MARA が示す 仮想通貨業界の AI シフト

みなさん、こんにちは。今回はビットコインマイナーの MARA(Marathon Digital Holdings)が、従業員の約 15% を削減したというニュースをお伝えします。

MARA の人員削減と戦略転換

MARA は最近、保有していたビットコイン約 15,000 BTC、総額で約 11 億ドル相当を売却しました。その直後に、従業員の 15% を削減したことを公式に認めています。ただし、この人員削減は財務的な問題によるものではなく、会社の戦略的な方向転換に伴うものだと説明されています。

具体的には、MARA は従来の「ビットコインマイニング企業」から、「エネルギーおよびデジタルインフラ企業」へと事業の軸足を移しているとのこと。AI(人工知能)関連のデータセンター事業に注力するため、リソースの配分を見直し、組織の形態も変えていく必要があるとしています。

AI 事業へのシフトとパートナーシップ

CEO の Fred Thiel 氏は、Starwood Digital Ventures とのパートナーシップや、ヨーロッパのデータセンター運営会社 Exaion への投資を通じて、AI コンピューティングの強化を目指していると述べています。これにより、単なるビットコインマイニングにとどまらず、より広範な高性能コンピューティング分野へと事業を拡大しようとしているようです。

業界全体の動向と株価の動き

MARA だけでなく、他のビットコインマイナーもビットコインの売却や人員削減を進めています。例えば、Riot Platforms や Cango も同様にビットコインを売却し、AI 事業へのシフトを図っています。また、Jack Dorsey 氏の Block や Gemini、Crypto.com、Algorand Foundation、OP Labs など、暗号資産関連企業の多くが人員削減を実施し、AI ツールの活用を強化しているケースも見られます。
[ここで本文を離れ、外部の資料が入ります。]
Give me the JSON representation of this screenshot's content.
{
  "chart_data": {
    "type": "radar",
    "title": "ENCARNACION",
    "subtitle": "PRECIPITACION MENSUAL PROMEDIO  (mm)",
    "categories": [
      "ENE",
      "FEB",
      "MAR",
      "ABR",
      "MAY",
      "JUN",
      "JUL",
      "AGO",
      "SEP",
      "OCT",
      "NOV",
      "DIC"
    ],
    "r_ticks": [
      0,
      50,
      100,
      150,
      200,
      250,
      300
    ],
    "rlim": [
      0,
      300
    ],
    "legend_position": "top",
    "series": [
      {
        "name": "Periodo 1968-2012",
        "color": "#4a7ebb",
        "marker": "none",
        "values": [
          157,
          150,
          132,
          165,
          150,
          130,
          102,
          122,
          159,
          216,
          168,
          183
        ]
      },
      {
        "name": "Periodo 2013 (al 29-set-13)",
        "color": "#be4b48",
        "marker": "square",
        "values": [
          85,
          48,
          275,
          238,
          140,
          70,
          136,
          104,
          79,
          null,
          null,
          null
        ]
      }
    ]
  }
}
MARA の株価は、直近の取引で 8% 以上上昇したものの、過去 6 ヶ月間では約 53% 下落しています。これはビットコイン自体の価格が最高値から約 47% 下落している影響もあると考えられます。

今回の動きは、暗号資産業界が単なる仮想通貨取引やマイニングから、AI やデジタルインフラといった新たな成長分野へと変化しつつあることを示しているのかもしれません。今後もこうした企業の戦略転換や業界の動向には注目していきたいですね。引き続きウォッチしていきたいですね!